By: Bart Baesens, Seppe vanden Broucke
This QA first appeared in Data Science Briefings, the DataMiningApps newsletter as a “Free Tweet Consulting Experience” — where we answer a data science or analytics question of 140 characters maximum. Also want to submit your question? Just Tweet us @DataMiningApps. Want to remain anonymous? Then send us a direct message and we’ll keep all your details private. Subscribe now for free if you want to be the first to receive our articles and stay up to data on data science news, or follow us @DataMiningApps.
You asked: Can you give me a simple explanation and example of process discovery?
Our answer:
The most common task in the area of Process Mining is called Process Discovery, where analysts aim to derive an as-is process model, starting from the data as it is recorded in process-aware information support systems, instead of starting from a to-be descriptive model and trying to align the actual data to this model. A significant advantage of Process Discovery is the fact that only a limited amount of initial data is required to perform a first – exploratory analysis.
Consider for example an insurance claim handling process. To perform a Process Discovery task, we start our analysis from a so called “event log”: a data table listing the activities that have been executed during a certain time period, together with the case (the process instance) they belong to. A simple event fragment log for the insurance claim handling process might thus look as depicted below. Activities are sorted based on the starting time. Note that multiple process instances can be active at the same moment in time. Note also that the execution of some activities can overlap.

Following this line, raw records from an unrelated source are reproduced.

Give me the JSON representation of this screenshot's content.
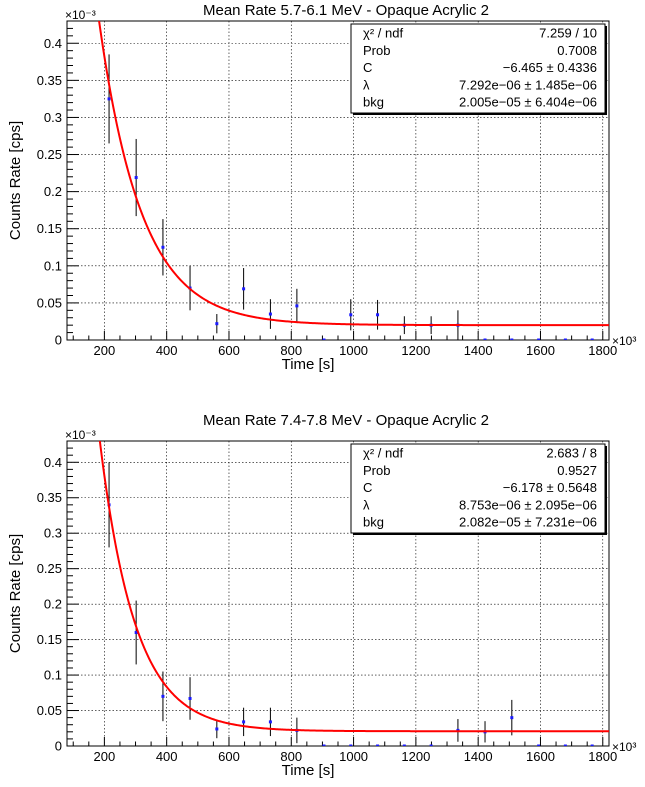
{
  "chart_data": [
    {
      "type": "scatter",
      "title": "Mean Rate 5.7-6.1 MeV - Opaque Acrylic 2",
      "xlabel": "Time [s]",
      "ylabel": "Counts Rate [cps]",
      "x_exponent_label": "×10³",
      "y_exponent_label": "×10⁻³",
      "xlim": [
        80,
        1820
      ],
      "ylim": [
        0,
        0.43
      ],
      "x_ticks": [
        200,
        400,
        600,
        800,
        1000,
        1200,
        1400,
        1600,
        1800
      ],
      "x_tick_labels": [
        "200",
        "400",
        "600",
        "800",
        "1000",
        "1200",
        "1400",
        "1600",
        "1800"
      ],
      "y_ticks": [
        0,
        0.05,
        0.1,
        0.15,
        0.2,
        0.25,
        0.3,
        0.35,
        0.4
      ],
      "y_tick_labels": [
        "0",
        "0.05",
        "0.1",
        "0.15",
        "0.2",
        "0.25",
        "0.3",
        "0.35",
        "0.4"
      ],
      "grid": true,
      "series": [
        {
          "x": [
            215,
            302,
            388,
            475,
            561,
            647,
            733,
            818,
            905,
            991,
            1077,
            1163,
            1249,
            1335,
            1422,
            1508,
            1594,
            1680,
            1766
          ],
          "y": [
            0.325,
            0.219,
            0.125,
            0.07,
            0.022,
            0.069,
            0.035,
            0.046,
            0,
            0.034,
            0.034,
            0.02,
            0.02,
            0.02,
            0,
            0,
            0,
            0,
            0
          ],
          "err": [
            0.06,
            0.052,
            0.038,
            0.03,
            0.013,
            0.028,
            0.02,
            0.023,
            0,
            0.021,
            0.02,
            0.012,
            0.012,
            0.02,
            0,
            0,
            0,
            0,
            0
          ],
          "color": "#1a1aff"
        }
      ],
      "fit": {
        "C": -6.465,
        "lambda": 0.007292,
        "bkg": 0.02005,
        "color": "#ff0000"
      },
      "stats_box": {
        "position": "top-right",
        "rows": [
          [
            "χ² / ndf",
            "7.259 / 10"
          ],
          [
            "Prob",
            "0.7008"
          ],
          [
            "C",
            "−6.465 ± 0.4336"
          ],
          [
            "λ",
            "7.292e−06 ± 1.485e−06"
          ],
          [
            "bkg",
            "2.005e−05 ± 6.404e−06"
          ]
        ]
      }
    },
    {
      "type": "scatter",
      "title": "Mean Rate 7.4-7.8 MeV - Opaque Acrylic 2",
      "xlabel": "Time [s]",
      "ylabel": "Counts Rate [cps]",
      "x_exponent_label": "×10³",
      "y_exponent_label": "×10⁻³",
      "xlim": [
        80,
        1820
      ],
      "ylim": [
        0,
        0.43
      ],
      "x_ticks": [
        200,
        400,
        600,
        800,
        1000,
        1200,
        1400,
        1600,
        1800
      ],
      "x_tick_labels": [
        "200",
        "400",
        "600",
        "800",
        "1000",
        "1200",
        "1400",
        "1600",
        "1800"
      ],
      "y_ticks": [
        0,
        0.05,
        0.1,
        0.15,
        0.2,
        0.25,
        0.3,
        0.35,
        0.4
      ],
      "y_tick_labels": [
        "0",
        "0.05",
        "0.1",
        "0.15",
        "0.2",
        "0.25",
        "0.3",
        "0.35",
        "0.4"
      ],
      "grid": true,
      "series": [
        {
          "x": [
            215,
            302,
            388,
            475,
            561,
            647,
            733,
            818,
            905,
            991,
            1077,
            1163,
            1249,
            1335,
            1422,
            1508,
            1594,
            1680,
            1766
          ],
          "y": [
            0.34,
            0.16,
            0.07,
            0.067,
            0.024,
            0.034,
            0.034,
            0.022,
            0,
            0,
            0,
            0,
            0,
            0.022,
            0.02,
            0.04,
            0,
            0,
            0
          ],
          "err": [
            0.06,
            0.045,
            0.035,
            0.03,
            0.013,
            0.02,
            0.02,
            0.018,
            0,
            0,
            0,
            0,
            0,
            0.016,
            0.015,
            0.025,
            0,
            0,
            0
          ],
          "color": "#1a1aff"
        }
      ],
      "fit": {
        "C": -6.178,
        "lambda": 0.008753,
        "bkg": 0.02082,
        "color": "#ff0000"
      },
      "stats_box": {
        "position": "top-right",
        "rows": [
          [
            "χ² / ndf",
            "2.683 / 8"
          ],
          [
            "Prob",
            "0.9527"
          ],
          [
            "C",
            "−6.178 ± 0.5648"
          ],
          [
            "λ",
            "8.753e−06 ± 2.095e−06"
          ],
          [
            "bkg",
            "2.082e−05 ± 7.231e−06"
          ]
        ]
      }
    }
  ]
}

“Insurance claim handling” event log | |||
Case Identifier | Start Time | Completion Time | Activity |
Z1001 | 2013-08-13 09:43:33 | 2013-08-13 10:11:21 | Claim intake |
Z1004 | 2013-08-13 11:55:12 | 2013-08-13 15:43:41 | Claim intake |
Z1001 | 2013-08-13 14:31:05 | 2013-08-16 10:55:13 | Evaluate claim |
Z1004 | 2013-08-13 16:11:14 | 2013-08-16 10:51:24 | Review Policy |
Z1001 | 2013-08-17 11:08:51 | 2013-08-17 17:11:53 | Propose settlement |
Z1001 | 2013-08-18 14:23:31 | 2013-08-21 09:13:41 | Calculate new premium |
Z1004 | 2013-08-19 09:05:01 | 2013-08-21 14:42:11 | Propose settlement |
Z1001 | 2013-08-19 12:13:25 | 2013-08-22 11:18:26 | Approve damage payment |
Z1004 | 2013-08-21 11:15:43 | 2013-08-25 13:30:08 | Approve damage payment |
Z1001 | 2013-08-24 10:06:08 | 2013-08-24 12:12:18 | Close claim |
Z1004 | 2013-08-24 12:15:12 | 2013-08-25 10:36:42 | Calculate new premium |
Z1011 | 2013-08-25 17:12:02 | 2013-08-26 14:43:32 | Claim intake |
Z1004 | 2013-08-28 12:43:41 | 2013-08-28 13:13:11 | Close claim |
Z1011 | 2013-08-26 15:11:05 | 2013-08-26 15:26:55 | Reject claim |
Based on real-life data as it was stored in log repositories, it is possible to derive an as-is process model, providing an overview on how the process was actually executed in real life. To do so, activities are sorted based on their starting time. Next, an algorithm iterates over all process cases, and creates “flows of work” between the activities. Activities which follow each other distinctly (no overlapping start and end time) will be put in a sequence. When the same activity is followed by different activities over various process instances, a split is created. When two or more activities’ execution overlaps in time, they are executed in parallel and are thus both flowing from a common predecessor.
After executing the Process Discovery algorithm, a process map such as the one depicted in the below figure can be obtained (using the “Disco” software package).
The process map can be further annotated by various information, such as frequency counts of an activity’s execution. The following figure shows the same process map now annotated with performance based information (mean execution time).
Note that – together with solid filtering capabilities – visualizations such as these provide an excellent means to perform an exploratory analytics task to determine bottlenecks and process deviations, compared when having to work with “flat data”-based tools (e.g. analyzing the original event log table using spreadsheet software).
As can be seen from the figures, Process Discovery provides an excellent means to perform an initial exploratory analysis of the data at hand, showing actual and true information. This allows practitioners to quickly determine bottlenecks, deviations and exceptions in the day-to-day workflows.